È lo stesso che, da tempo ormai immemore, si fa presentare l’annuale e irrinunciabile libro natalizio dal politico in vista del momento, non importa se anche inquilino di Palazzo Chigi, con tanti saluti al benché minimo residuo di indipendenza formale. Ed è quello che, descrivendo la sua ultima creatura, ha spiegato seraficamente: “Si parte con Giorgia Meloni perché da tradizione quando do il via ad un nuovo programma invito sempre il presidente del Consiglio”. Se Porta a Porta è la “terza Camera” del parlamento, Cinque minuti sembra una dépendance dell’esecutivo, l’opposto esatto del Fatto di Enzo Biagi, il primo in quella fascia oraria, nato nel 1995 come access prime time con taglio d’inchiesta, mentre qui, al massimo, Vespa alternerà alle conversazioni il commento, in pratica sigillando il tiggì con un suo editoriale.
Era dal 2012, dal rovinoso flop di Qui Radio Londra di Giuliano Ferrara (il quale, diversamente da Vespa, non ha mai finto di essere equidistante) che non ci avevano riprovato, a collocare una rubrica giornalistica in quell’orario tremendo, mortalmente difficile.

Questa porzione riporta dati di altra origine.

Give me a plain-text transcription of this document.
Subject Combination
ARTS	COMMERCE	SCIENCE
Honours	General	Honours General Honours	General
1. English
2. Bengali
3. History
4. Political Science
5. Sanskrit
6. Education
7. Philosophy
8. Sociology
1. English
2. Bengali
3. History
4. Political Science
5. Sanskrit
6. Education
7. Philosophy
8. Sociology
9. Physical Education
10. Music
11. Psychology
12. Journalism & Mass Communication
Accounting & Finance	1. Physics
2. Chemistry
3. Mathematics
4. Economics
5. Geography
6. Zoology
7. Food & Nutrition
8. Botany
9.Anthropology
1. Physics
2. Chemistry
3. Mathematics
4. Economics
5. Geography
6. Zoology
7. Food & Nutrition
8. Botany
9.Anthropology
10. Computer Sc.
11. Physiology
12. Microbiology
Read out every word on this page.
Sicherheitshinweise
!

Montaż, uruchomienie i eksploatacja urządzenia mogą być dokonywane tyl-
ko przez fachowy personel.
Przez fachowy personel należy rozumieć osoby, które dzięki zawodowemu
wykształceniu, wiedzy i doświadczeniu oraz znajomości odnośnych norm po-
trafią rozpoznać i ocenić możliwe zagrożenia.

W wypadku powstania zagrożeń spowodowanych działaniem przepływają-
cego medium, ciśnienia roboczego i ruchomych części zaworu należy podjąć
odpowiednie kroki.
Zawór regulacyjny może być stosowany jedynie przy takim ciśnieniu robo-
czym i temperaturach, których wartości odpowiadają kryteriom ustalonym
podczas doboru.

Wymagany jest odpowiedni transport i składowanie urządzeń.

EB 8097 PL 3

Ma serviva eccome “una voce moderata in uno spicchio di prima serata”, per garantire “riequilibrio e pluralismo”, come ha detto il Nostro. Non se ne poteva fare a meno. Vedremo se lo share la penserà allo stesso modo: con il Tg1 al 26% e i giochi vari, L’eredità, I soliti ignoti, Affari tuoi, fra il 22 e il 28% (dati della settimana scorsa), non si dovrebbe scendere sotto il 20. Il Fatto stava su una media del 24%, con 6 milioni di ascolti. Intervistando Marcello Mastroianni, toccò quota 12 milioni. Come una puntata di Sanremo. Nonostante il successo di pubblico, il Biagi quotidiano, che non si poteva certo definire una ridotta estremista, finì malamente con il famoso “editto bulgaro” del Berlusconi campione dei moderati. Il moderato par excellence Vespa, questo rischio non lo corre neanche per sbaglio. Lui i Presidenti del Consiglio li invita all’inaugurazione, mica osa criticali. Fosse matto.